En revanche, lorsqu’il est établi qu’un lien de subordination existe entre l’associé et la SEL au titre de l’exercice de cette activité, ces rémunérations sont imposées dans la catégorie des traitements et salaires.

Pour les gérants majoritaires de SELARL et les gérants de SELCA, ces règles s’appliquent aux rémunérations allouées à raison de l’exercice d’une activité libérale, lorsqu’elles peuvent être distinguées des rémunérations qu’ils perçoivent au titre de leurs fonctions de gérant.

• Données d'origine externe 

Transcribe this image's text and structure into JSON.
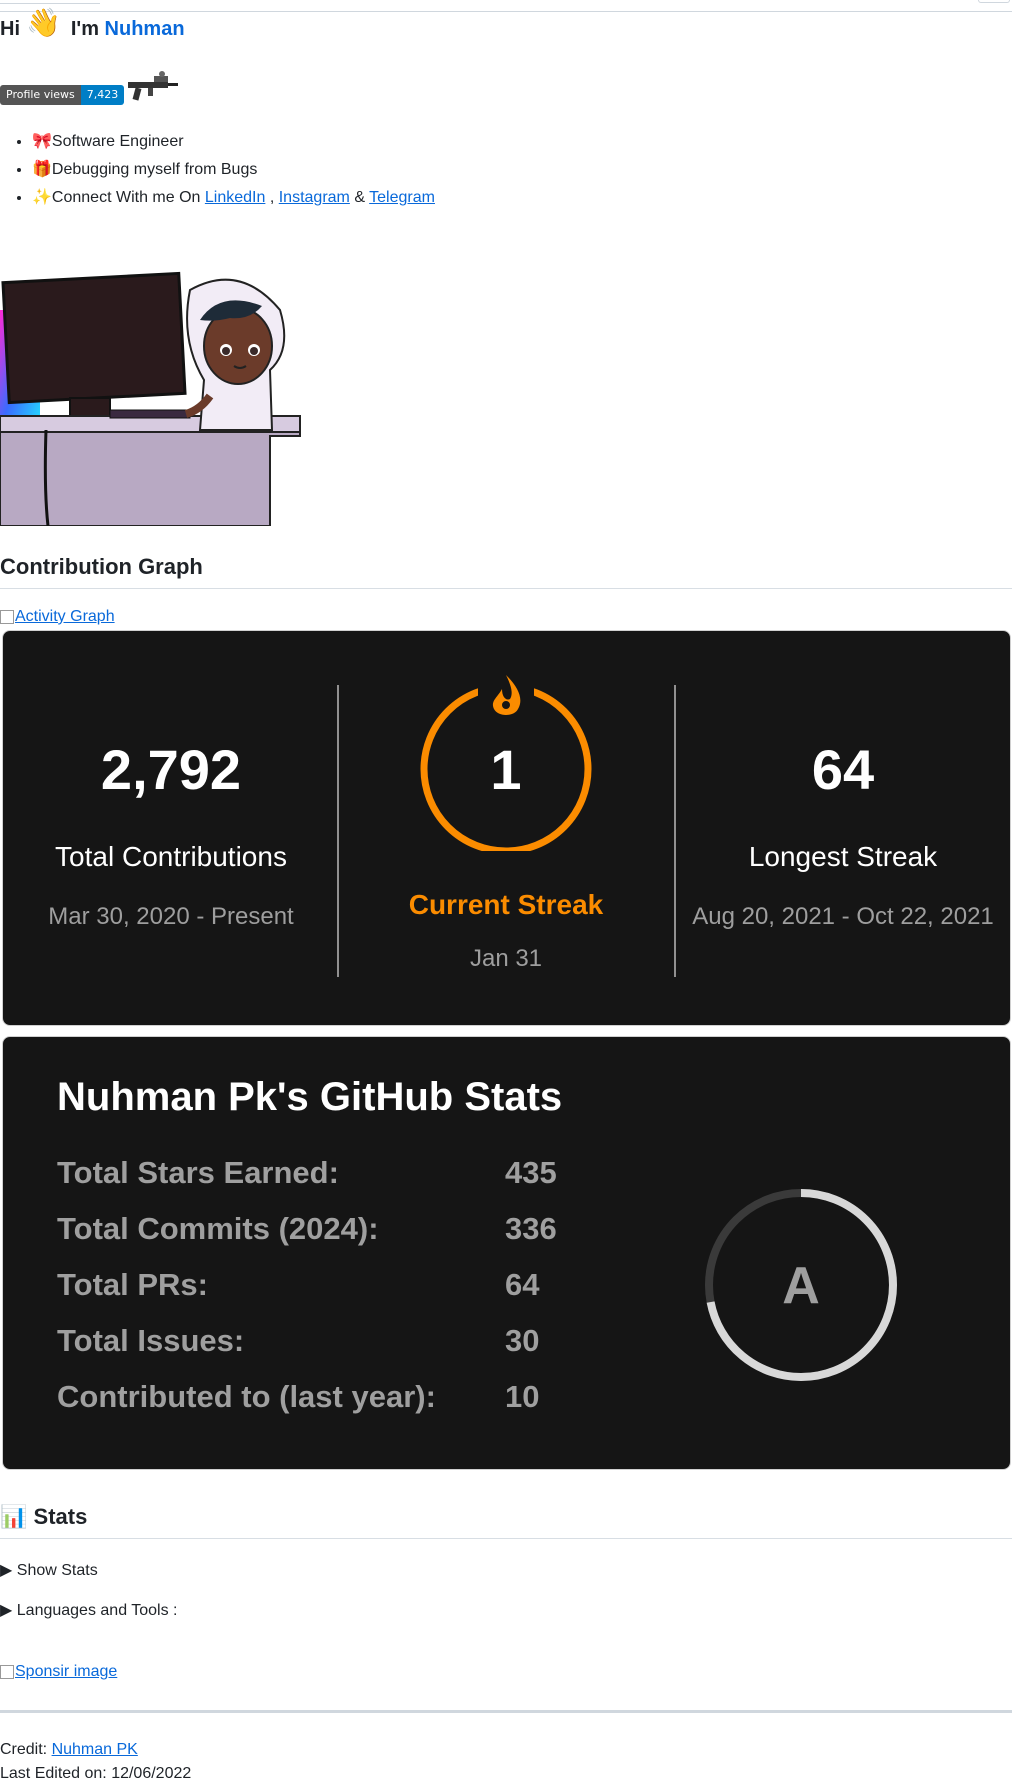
{
  "header": {
    "hi": "Hi",
    "wave": "👋",
    "im": "I'm",
    "name": "Nuhman"
  },
  "badge": {
    "label": "Profile views",
    "value": "7,423"
  },
  "intro": [
    {
      "emoji": "🎀",
      "text": "Software Engineer"
    },
    {
      "emoji": "🎁",
      "text": "Debugging myself from Bugs"
    }
  ],
  "connect": {
    "emoji": "✨",
    "text": "Connect With me On",
    "linkedin": "LinkedIn",
    "sep1": ",",
    "instagram": "Instagram",
    "amp": "&",
    "telegram": "Telegram"
  },
  "contribution": {
    "heading": "Contribution Graph",
    "activity_alt": "Activity Graph"
  },
  "streak": {
    "total": "2,792",
    "total_label": "Total Contributions",
    "total_range": "Mar 30, 2020 - Present",
    "current": "1",
    "current_label": "Current Streak",
    "current_date": "Jan 31",
    "longest": "64",
    "longest_label": "Longest Streak",
    "longest_range": "Aug 20, 2021 - Oct 22, 2021",
    "accent": "#fb8c00"
  },
  "github_stats": {
    "title": "Nuhman Pk's GitHub Stats",
    "rows": [
      {
        "label": "Total Stars Earned:",
        "value": "435"
      },
      {
        "label": "Total Commits (2024):",
        "value": "336"
      },
      {
        "label": "Total PRs:",
        "value": "64"
      },
      {
        "label": "Total Issues:",
        "value": "30"
      },
      {
        "label": "Contributed to (last year):",
        "value": "10"
      }
    ],
    "rank": "A",
    "rank_progress": 0.72
  },
  "stats_section": {
    "emoji": "📊",
    "heading": "Stats",
    "show_stats": "Show Stats",
    "languages": "Languages and Tools :"
  },
  "sponsor_alt": "Sponsir image",
  "footer": {
    "credit_label": "Credit:",
    "credit_link": "Nuhman PK",
    "last_edited": "Last Edited on: 12/06/2022"
  }
}
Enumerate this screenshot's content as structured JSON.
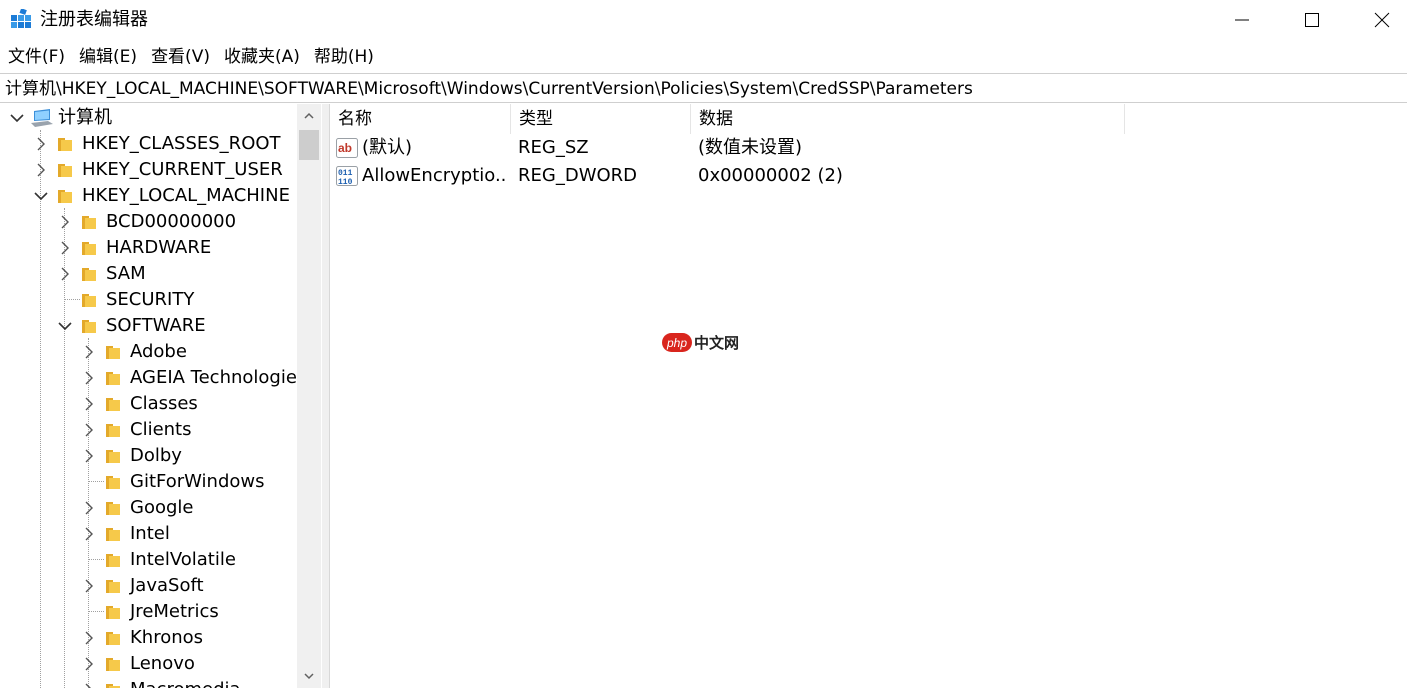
{
  "window": {
    "title": "注册表编辑器",
    "icon": "regedit-icon",
    "controls": [
      "minimize-icon",
      "maximize-icon",
      "close-icon"
    ]
  },
  "menu": [
    {
      "label": "文件(F)"
    },
    {
      "label": "编辑(E)"
    },
    {
      "label": "查看(V)"
    },
    {
      "label": "收藏夹(A)"
    },
    {
      "label": "帮助(H)"
    }
  ],
  "address": "计算机\\HKEY_LOCAL_MACHINE\\SOFTWARE\\Microsoft\\Windows\\CurrentVersion\\Policies\\System\\CredSSP\\Parameters",
  "tree": {
    "root": "计算机",
    "hives": [
      {
        "label": "HKEY_CLASSES_ROOT",
        "expanded": false
      },
      {
        "label": "HKEY_CURRENT_USER",
        "expanded": false
      },
      {
        "label": "HKEY_LOCAL_MACHINE",
        "expanded": true
      }
    ],
    "hklm_children": [
      {
        "label": "BCD00000000",
        "has_children": true,
        "expanded": false
      },
      {
        "label": "HARDWARE",
        "has_children": true,
        "expanded": false
      },
      {
        "label": "SAM",
        "has_children": true,
        "expanded": false
      },
      {
        "label": "SECURITY",
        "has_children": false,
        "expanded": false
      },
      {
        "label": "SOFTWARE",
        "has_children": true,
        "expanded": true
      }
    ],
    "software_children": [
      {
        "label": "Adobe",
        "has_children": true
      },
      {
        "label": "AGEIA Technologies",
        "has_children": true
      },
      {
        "label": "Classes",
        "has_children": true
      },
      {
        "label": "Clients",
        "has_children": true
      },
      {
        "label": "Dolby",
        "has_children": true
      },
      {
        "label": "GitForWindows",
        "has_children": false
      },
      {
        "label": "Google",
        "has_children": true
      },
      {
        "label": "Intel",
        "has_children": true
      },
      {
        "label": "IntelVolatile",
        "has_children": false
      },
      {
        "label": "JavaSoft",
        "has_children": true
      },
      {
        "label": "JreMetrics",
        "has_children": false
      },
      {
        "label": "Khronos",
        "has_children": true
      },
      {
        "label": "Lenovo",
        "has_children": true
      },
      {
        "label": "Macromedia",
        "has_children": true
      }
    ]
  },
  "list": {
    "columns": [
      "名称",
      "类型",
      "数据"
    ],
    "rows": [
      {
        "icon": "string-value-icon",
        "name": "(默认)",
        "type": "REG_SZ",
        "data": "(数值未设置)"
      },
      {
        "icon": "binary-value-icon",
        "name": "AllowEncryptio...",
        "type": "REG_DWORD",
        "data": "0x00000002 (2)"
      }
    ]
  },
  "watermark": {
    "badge": "php",
    "text": "中文网"
  },
  "colors": {
    "folder": "#f6c94a",
    "folder_dark": "#e3a92a",
    "accent": "#0078d7",
    "watermark_red": "#d9251d"
  }
}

Dès lors,

  • la rémunération des fonctions techniques des associés est imposée dans la catégorie des BNC ;
  • la rémunération des fonctions de la gérance est imposée au titre de l’article 62 du CGI ;
  • s’il n’est pas possible de distinguer la rémunération des fonctions techniques et celle des fonctions de gérance, l’ensemble de la rémunération est imposée au titre de l’article 62 du CGI.

Cette nouvelle doctrine fiscale trouvait à s’appliquer à compter des revenus 2023 imposables en 2024. Toutefois, devant les difficultés pratiques de mise en œuvre dont ont fait part les instances représentatives des professions libérales réglementées, l’administration fiscale a assoupli son calendrier de mise en œuvre de ce nouveau dispositif.

Ainsi, l’administration fiscale admet que les associés de SEL peuvent continuer à déclarer leurs revenus selon les mêmes modalités que précédemment, jusqu’au 31 décembre 2023, lorsqu’ils ne sont pas en mesure de se conformer, dès le 1er janvier 2023, au régime d’imposition en BNC.

 

Ces nouvelles modalités conduisent donc les professionnels libéraux qui le peuvent à s’interroger sur leurs modalités d’exercice professionnel, et notamment l’exercice en sociétés de droit commun.

Par ailleurs, cette nouvelle doctrine soulève d’autres interrogations, demeurant à ce jour sans réponses précises, et notamment l’assujettissement des rémunérations des associés de SEL à la TVA ou la CFE ; des précisions sont encore attendues sur ces points.